Advent: All You Need is Love


Today is when Christians everywhere light the candle of Love.  Growing up, this was the one pink candle on the wreath, but the church my family attended in Washington was weird and didn't do that and lit another purple candle and it threw us off and-

Anyway.  Back to reflection.



LOVE

I was lucky enough to learn at a young age that "love" isn't just a warm fuzzy feeling you get when you see someone you think is cute.  Love isn't wanting to kiss or have sex with someone.  What I learned from a book when I was 13 and have seen in my relationship through this past year is that love is being angry with someone, but the moment someone asks if you want to leave them the thought is too painful to bear.

Even that's not a good enough description of what love is.  It's a really difficult concept to describe, you just know it when you see it.  Unless you don't.

The Greeks back in the day had multiple names for love, each describing a different kind.  The one I see many Christians use to refer to "Christ-like love" is agape.  Agape is defined by Wikipedia as being "divine, unconditional, self-sacrificing, active, volitional, and thoughtful" love.  Agape is the love Christians believe is to be shared among all humans, and the love between God and humanity.  It was agape, we believe, that led God to be born as a human boy in the lowliest of circumstances.  My pastor every year reminded us just how lowly those circumstances were, but I know many readers of my blog aren't Christians, so let me break it down for you:

Christians believe that the God of the Universe, who created everything we know exists and much beyond that, chose to be born to an unmarried teenage girl from a backwater town*.  Not only that, but this God also was born (so the story goes) in a stable surrounded by stinky animals and first slept where those stinky animals ate their meals.  All of this happened with the backdrop of being born a Jew in a Roman-occupied state.  God was born as an oppressed poor boy with no hope for anything better than life as a carpenter in said backwater town.

Why do this?  Agape, love, for all of humanity.

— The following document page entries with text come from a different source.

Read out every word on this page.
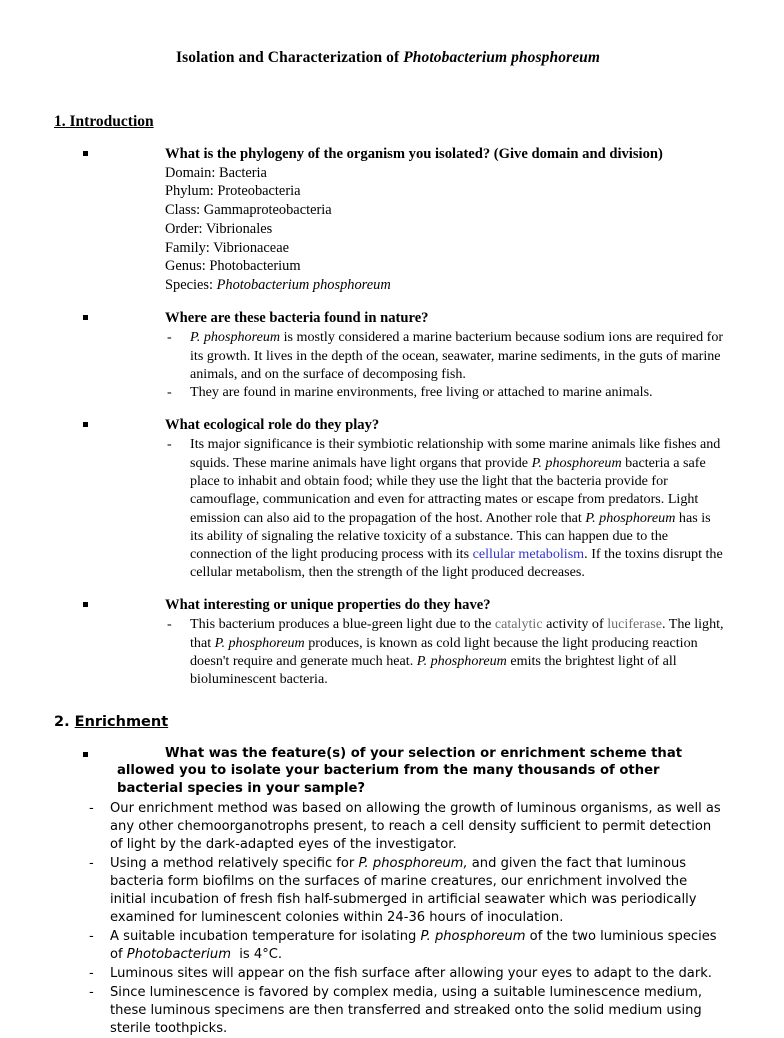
Isolation and Characterization of Photobacterium phosphoreum
1. Introduction

What is the phylogeny of the organism you isolated? (Give domain and division)

Domain: Bacteria
Phylum: Proteobacteria
Class: Gammaproteobacteria
Order: Vibrionales
Family: Vibrionaceae
Genus: Photobacterium
Species: Photobacterium phosphoreum

Where are these bacteria found in nature?

- P. phosphoreum is mostly considered a marine bacterium because sodium ions are required for its growth. It lives in the depth of the ocean, seawater, marine sediments, in the guts of marine animals, and on the surface of decomposing fish.
- They are found in marine environments, free living or attached to marine animals.

What ecological role do they play?

- Its major significance is their symbiotic relationship with some marine animals like fishes and squids. These marine animals have light organs that provide P. phosphoreum bacteria a safe place to inhabit and obtain food; while they use the light that the bacteria provide for camouflage, communication and even for attracting mates or escape from predators. Light emission can also aid to the propagation of the host. Another role that P. phosphoreum has is its ability of signaling the relative toxicity of a substance. This can happen due to the connection of the light producing process with its cellular metabolism. If the toxins disrupt the cellular metabolism, then the strength of the light produced decreases.

What interesting or unique properties do they have?

- This bacterium produces a blue-green light due to the catalytic activity of luciferase. The light, that P. phosphoreum produces, is known as cold light because the light producing reaction doesn't require and generate much heat. P. phosphoreum emits the brightest light of all bioluminescent bacteria.
2. Enrichment

What was the feature(s) of your selection or enrichment scheme that allowed you to isolate your bacterium from the many thousands of other bacterial species in your sample?

- Our enrichment method was based on allowing the growth of luminous organisms, as well as any other chemoorganotrophs present, to reach a cell density sufficient to permit detection of light by the dark-adapted eyes of the investigator.
- Using a method relatively specific for P. phosphoreum, and given the fact that luminous bacteria form biofilms on the surfaces of marine creatures, our enrichment involved the initial incubation of fresh fish half-submerged in artificial seawater which was periodically examined for luminescent colonies within 24-36 hours of inoculation.
- A suitable incubation temperature for isolating P. phosphoreum of the two luminious species of Photobacterium  is 4°C.
- Luminous sites will appear on the fish surface after allowing your eyes to adapt to the dark.
- Since luminescence is favored by complex media, using a suitable luminescence medium, these luminous specimens are then transferred and streaked onto the solid medium using sterile toothpicks.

There's a huge theological mess about whether God was born to be crucified, or God was born to teach and the crucifixion was a consequence God was willing to experience for such radical teaching, and I don't want to get into that.  Instead, I'd like to finish this reflection with what I think are some of the most beautiful words ever written about love, by the Apostle Paul in his letter to Corinth:
If I speak in the tongues of men or of angels, but do not have love, I am only a resounding gong or a clanging cymbal. If I have the gift of prophecy and can fathom all mysteries and all knowledge, and if I have a faith that can move mountains, but do not have love, I am nothing. If I give all I possess to the poor and give over my body to hardship that I may boast, but do not have love, I gain nothing.  
Love is patient, love is kind. It does not envy, it does not boast, it is not proud. It does not dishonor others, it is not self-seeking, it is not easily angered, it keeps no record of wrongs. Love does not delight in evil but rejoices with the truth. It always protects, always trusts, always hopes, always perseveres.  
Love never fails. But where there are prophecies, they will cease; where there are tongues, they will be stilled; where there is knowledge, it will pass away. For we know in part and we prophesy in part, but when completeness comes, what is in part disappears. When I was a child, I talked like a child, I thought like a child, I reasoned like a child. When I became a man, I put the ways of childhood behind me. For now we see only a reflection as in a mirror; then we shall see face to face. Now I know in part; then I shall know fully, even as I am fully known. 
And now these three remain: faith, hope and love. But the greatest of these is love.

*Someone in the New Testament is quoted as saying "Nothing good can come from Nazareth" or some such thing.